彰に庇われた事で、安心したのか、穂高に恐怖を感じていたのか、纏め役の女子生徒は涙を零し、周りから同情される事で、余計に泣き出してしまった。


劇の練習の中で、穂高と同じことを思う生徒もいたが、この教室の雰囲気では完全に、穂高は悪役であり、穂高の嫌いな悪目立ちをしてしまっていた。


「悪い。

お前も、こんな状況の中、まとめ役を任されて、一生懸命やってたんだよな。

お前に対して、強く言う事じゃ無かったな」


穂高は、手段を選ばないとはいえ、本来攻めるべきではない相手に、強く言い過ぎたと謝罪した。


そして、事績に置いてあったカバンを取り、一人先に教室を後にした。


普段の穂高の様子からは、想像も付かない様子に、戸惑う生徒や、少し強引かつ、結果的に一人の女子生徒を泣かせた、穂高を悪く言う生徒がいた。


大貫(おおぬき)の代役という重要な役割の穂高が抜けた事と、トラブルもあった事から、その日の練習はいつもよりも早く切り上げられ、春奈は結果的に早く下校できる事になった。


騒然とする教室の中、一足先に出て行った穂高を追うように、愛葉 聖奈(あいば せな)は急いで教室から出ていき、茫然とする春奈に、友人の瑠衣(るい)が駆け寄る。

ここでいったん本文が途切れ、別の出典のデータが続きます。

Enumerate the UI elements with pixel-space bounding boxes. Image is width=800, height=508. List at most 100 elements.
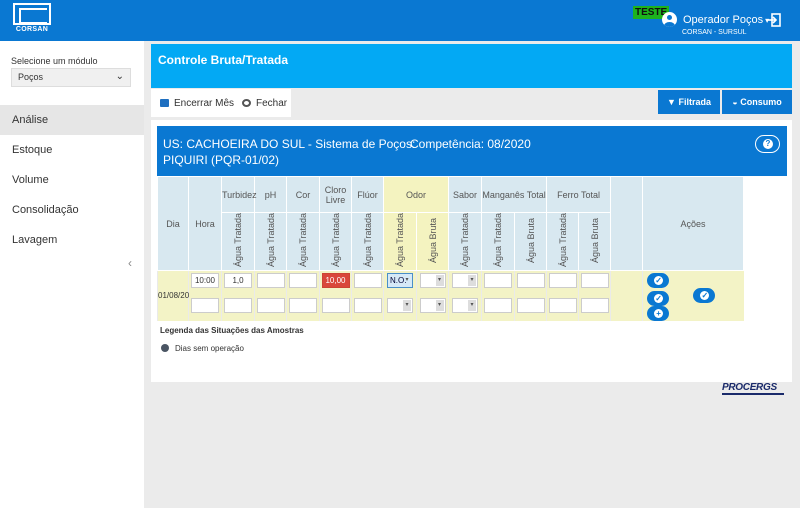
sidebar-item-volume[interactable]: Volume bbox=[0, 165, 144, 195]
cloro-input[interactable]: 10,00 bbox=[321, 273, 350, 289]
help-button[interactable]: ? bbox=[755, 135, 780, 153]
col-turbidez: Turbidez bbox=[221, 176, 257, 213]
confirm-button[interactable]: ✓ bbox=[647, 273, 670, 289]
user-org: CORSAN - SURSUL bbox=[682, 29, 747, 36]
samples-table: Dia Hora Turbidez pH Cor Cloro Livre Flú… bbox=[157, 176, 800, 321]
sidebar-item-lavagem[interactable]: Lavagem bbox=[0, 225, 144, 255]
sabor-select[interactable]: ▾ bbox=[452, 273, 479, 289]
fluor-input-2[interactable] bbox=[353, 298, 382, 313]
cell: 1,0 bbox=[221, 270, 255, 291]
cell: ▾ bbox=[415, 270, 449, 291]
module-select[interactable]: Poços ⌄ bbox=[11, 68, 131, 87]
sub-odor-bruta: Água Bruta bbox=[415, 212, 450, 271]
sidebar-item-analise[interactable]: Análise bbox=[0, 105, 144, 135]
well-line: PIQUIRI (PQR-01/02) bbox=[163, 153, 280, 167]
col-odor: Odor bbox=[382, 176, 450, 213]
hora-input[interactable]: 10:00 bbox=[191, 273, 219, 289]
col-sabor: Sabor bbox=[448, 176, 483, 213]
panel-header: US: CACHOEIRA DO SUL - Sistema de Poços:… bbox=[157, 126, 787, 176]
cell bbox=[578, 270, 611, 291]
check-icon: ✓ bbox=[700, 291, 710, 301]
cell: 10:00 bbox=[188, 270, 222, 291]
hora-input-2[interactable] bbox=[191, 298, 219, 313]
cell: ▾ bbox=[383, 290, 417, 321]
chevron-down-icon: ▾ bbox=[435, 275, 444, 287]
cor-input-2[interactable] bbox=[289, 298, 317, 313]
cell bbox=[351, 290, 384, 321]
confirm-button-2[interactable]: ✓ bbox=[647, 290, 670, 306]
ferro-tratada-input-2[interactable] bbox=[548, 298, 577, 313]
col-acoes: Ações bbox=[642, 176, 745, 271]
cell bbox=[481, 270, 515, 291]
sub-cor-tratada: Água Tratada bbox=[286, 212, 320, 271]
sub-fluor-tratada: Água Tratada bbox=[351, 212, 384, 271]
vertical-label: Água Tratada bbox=[233, 213, 243, 268]
sabor-select-2[interactable]: ▾ bbox=[452, 298, 479, 313]
manganes-tratada-input[interactable] bbox=[484, 273, 513, 289]
corsan-logo[interactable]: CORSAN bbox=[13, 3, 51, 37]
cell bbox=[546, 290, 579, 321]
competencia: Competência: 08/2020 bbox=[410, 137, 531, 151]
odor-bruta-select-2[interactable]: ▾ bbox=[419, 298, 446, 313]
status-dot-icon bbox=[161, 344, 169, 352]
sidebar-item-consolidacao[interactable]: Consolidação bbox=[0, 195, 144, 225]
col-hora: Hora bbox=[188, 176, 222, 271]
filtrada-button[interactable]: ▼ Filtrada bbox=[658, 90, 720, 114]
cell bbox=[610, 270, 643, 291]
module-value: Poços bbox=[18, 72, 44, 82]
ferro-tratada-input[interactable] bbox=[548, 273, 577, 289]
ph-input[interactable] bbox=[256, 273, 285, 289]
vertical-label: Água Tratada bbox=[265, 213, 276, 268]
col-cor: Cor bbox=[286, 176, 320, 213]
fechar-button[interactable]: Fechar bbox=[242, 98, 287, 109]
sidebar: Selecione um módulo Poços ⌄ Análise Esto… bbox=[0, 41, 144, 508]
row-dia: 01/08/20 bbox=[157, 270, 189, 321]
legend-title: Legenda das Situações das Amostras bbox=[160, 326, 304, 335]
filter-icon: ▼ bbox=[667, 97, 676, 107]
ph-input-2[interactable] bbox=[256, 298, 285, 313]
user-icon[interactable] bbox=[662, 12, 677, 27]
filtrada-label: Filtrada bbox=[678, 97, 711, 107]
sub-sabor-tratada: Água Tratada bbox=[448, 212, 483, 271]
col-ph: pH bbox=[254, 176, 287, 213]
sub-turbidez-tratada: Água Tratada bbox=[221, 212, 255, 271]
consumo-button[interactable]: ◒ Consumo bbox=[722, 90, 792, 114]
collapse-sidebar-icon[interactable]: ‹ bbox=[128, 256, 132, 270]
logout-icon[interactable] bbox=[766, 12, 782, 28]
turbidez-input[interactable]: 1,0 bbox=[224, 273, 252, 289]
plus-icon: + bbox=[654, 308, 664, 318]
user-menu[interactable]: Operador Poços▾ bbox=[683, 14, 769, 26]
cell bbox=[514, 270, 547, 291]
manganes-tratada-input-2[interactable] bbox=[484, 298, 513, 313]
vertical-label: Água Tratada bbox=[298, 213, 308, 268]
ferro-bruta-input-2[interactable] bbox=[580, 298, 609, 313]
fechar-label: Fechar bbox=[256, 98, 288, 109]
encerrar-mes-button[interactable]: Encerrar Mês bbox=[160, 98, 234, 109]
cor-input[interactable] bbox=[289, 273, 317, 289]
manganes-bruta-input-2[interactable] bbox=[516, 298, 545, 313]
col-ferro: Ferro Total bbox=[546, 176, 612, 213]
cloro-input-2[interactable] bbox=[321, 298, 350, 313]
cell bbox=[351, 270, 384, 291]
fluor-input[interactable] bbox=[353, 273, 382, 289]
turbidez-input-2[interactable] bbox=[224, 298, 252, 313]
odor-tratada-select-2[interactable]: ▾ bbox=[387, 298, 413, 313]
vertical-label: Água Bruta bbox=[427, 217, 438, 264]
odor-tratada-select[interactable]: N.O. ▾ bbox=[387, 273, 413, 289]
chevron-down-icon: ⌄ bbox=[115, 71, 124, 82]
add-sample-button[interactable]: + bbox=[647, 305, 670, 321]
odor-bruta-select[interactable]: ▾ bbox=[419, 273, 446, 289]
check-icon: ✓ bbox=[654, 293, 664, 303]
confirm-all-button[interactable]: ✓ bbox=[693, 288, 716, 304]
sub-cloro-tratada: Água Tratada bbox=[319, 212, 352, 271]
unit-line: US: CACHOEIRA DO SUL - Sistema de Poços: bbox=[163, 137, 416, 151]
cell bbox=[286, 270, 320, 291]
chevron-down-icon: ▾ bbox=[405, 277, 409, 284]
ferro-bruta-input[interactable] bbox=[580, 273, 609, 289]
manganes-bruta-input[interactable] bbox=[516, 273, 545, 289]
logo-mark bbox=[13, 3, 51, 25]
sidebar-item-estoque[interactable]: Estoque bbox=[0, 135, 144, 165]
encerrar-mes-label: Encerrar Mês bbox=[174, 98, 235, 109]
cell: 10,00 bbox=[319, 270, 352, 291]
col-spacer bbox=[610, 176, 644, 271]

「――あ、天ケ瀬(あまがせ)君、どうしちゃったの??」


「え……? わ、分からない…………」


春奈は瑠衣の質問に受け答えながら、穂高の出て行った方向を茫然と見つめた。


「は、ハルも追いかけないとッ!」


聖奈が追ったのを見て、瑠衣は春奈にそう呼びかけるが、春奈は一瞬、ハッとした様子を見せた後、追いかけようと考えるが、その行動は取れないとすぐに思い知らされる。


「無理、追いかけられない……」


「え……?」


悲しそうな表情を浮かべ、そう答える春奈に、瑠衣は困惑した表情を浮かべた。


「――――ごめん、瑠衣、私ももう帰らないと……」


「ちょ、ちょ、ハルッ!?」


瑠衣の制止を振り切り、春奈は瑠衣に一言告げると、自分の鞄を持ち、教室を出て行った。


「――――ハル……。

どうしちゃったのよ、二人共……」


瑠衣は、自分から離れて行く春奈を見つめながらそう呟いた。